The Shrine community had hidden dissenters, and even satellite counter-shrines. Rumors told of disaffected members killed in “hunting accidents.” I was able to watch an actual trial in which an older woman was convicted of witchcraft and thereupon ostracized in a community she could not leave. I mention it now because I assume almost everyone involved is long gone, through the Shrine itself still exists and has its own website. I haven’t been back in more than forty years.

The New York Times allows that “the Christian right has been intertwined with American conservatism for decades.” What’s different now, say reporters Elizabeth Dias and Ruth Graham, is that worship once “largely reserved for church” has moved into political life. That doesn’t fit with what I saw. The Shrine people, exiled from the Catholic Church, formed a separate entity under the interesting rubric “For My God and My Country, Incorporated.” What was “incorporated” was not just a state-recognized non-profit, but a sense of the unity of religion and civic life.

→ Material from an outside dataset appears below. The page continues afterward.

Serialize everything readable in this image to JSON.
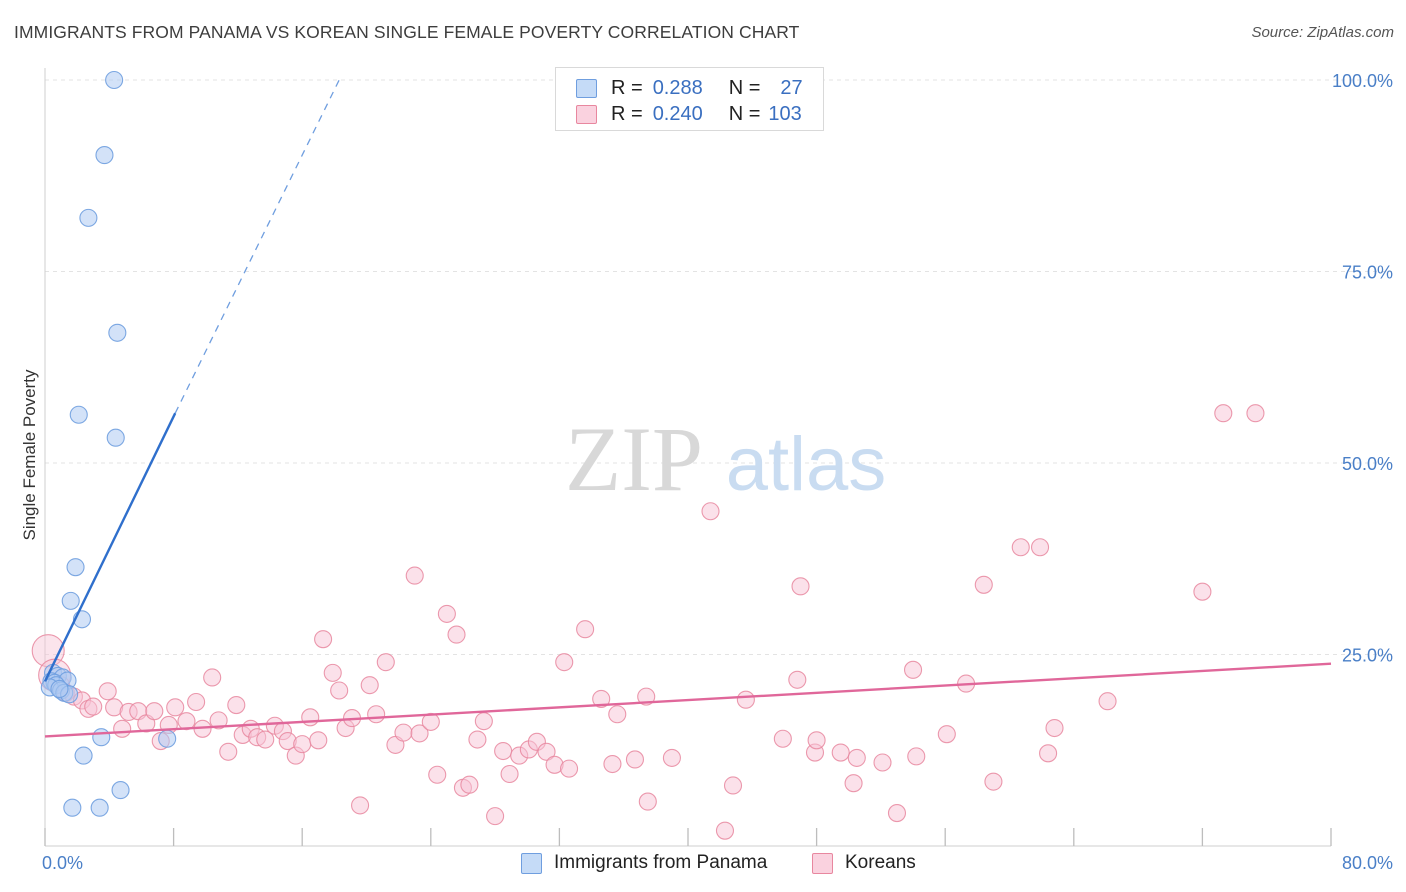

I argued back in the day that offbeat religious movements could be seen as leading indicators of important social changes. In effect, they explored the latent possibilities in American democracy and a free society, putting things together in unorthodox ways. But that willingness to venture outside the lines is, in fact, one of the perennial features of our national life, going all the way back to the Pilgrims’ and the Puritans’ “errand in the wilderness.” Usually these ventures, however they started — Mormons, Seventh Day Adventists, California communes — either become mainstream or send their participants onward to a more settled life elsewhere.

The New York Times’s report focuses mainly on an event in a Phoenix parking lot, but brings in other examples from Michigan, San Diego and Canton, Ohio. The point is that this “re-awakening” is not a local phenomenon, but a national movement. It will not, like the Shrine people, be sheltering in place on “The Island.” It means to send its message out, rather than prompt people to pilgrimage in.

So perhaps in that sense the New York Times is on to something. In a very Times-like way, however, the writers worry about “media-savvy opportunists and those touting disinformation” that are participating in this movement. “Disinformation,” of course, means any political opinion the Times disagrees with, and disinformation joins hands and sings “Waymaker” and other hymns with “conspiracy theories.”

In other words, the Times has spied the arrival of a new form of activism which dangerously combines belief in God with a sense among citizens of “authority over government.” I’d say that combination is as old as America. And while it can sometimes take strange turns, such as a detour into the scrublands of central Wisconsin, it generally turns out pretty well for us.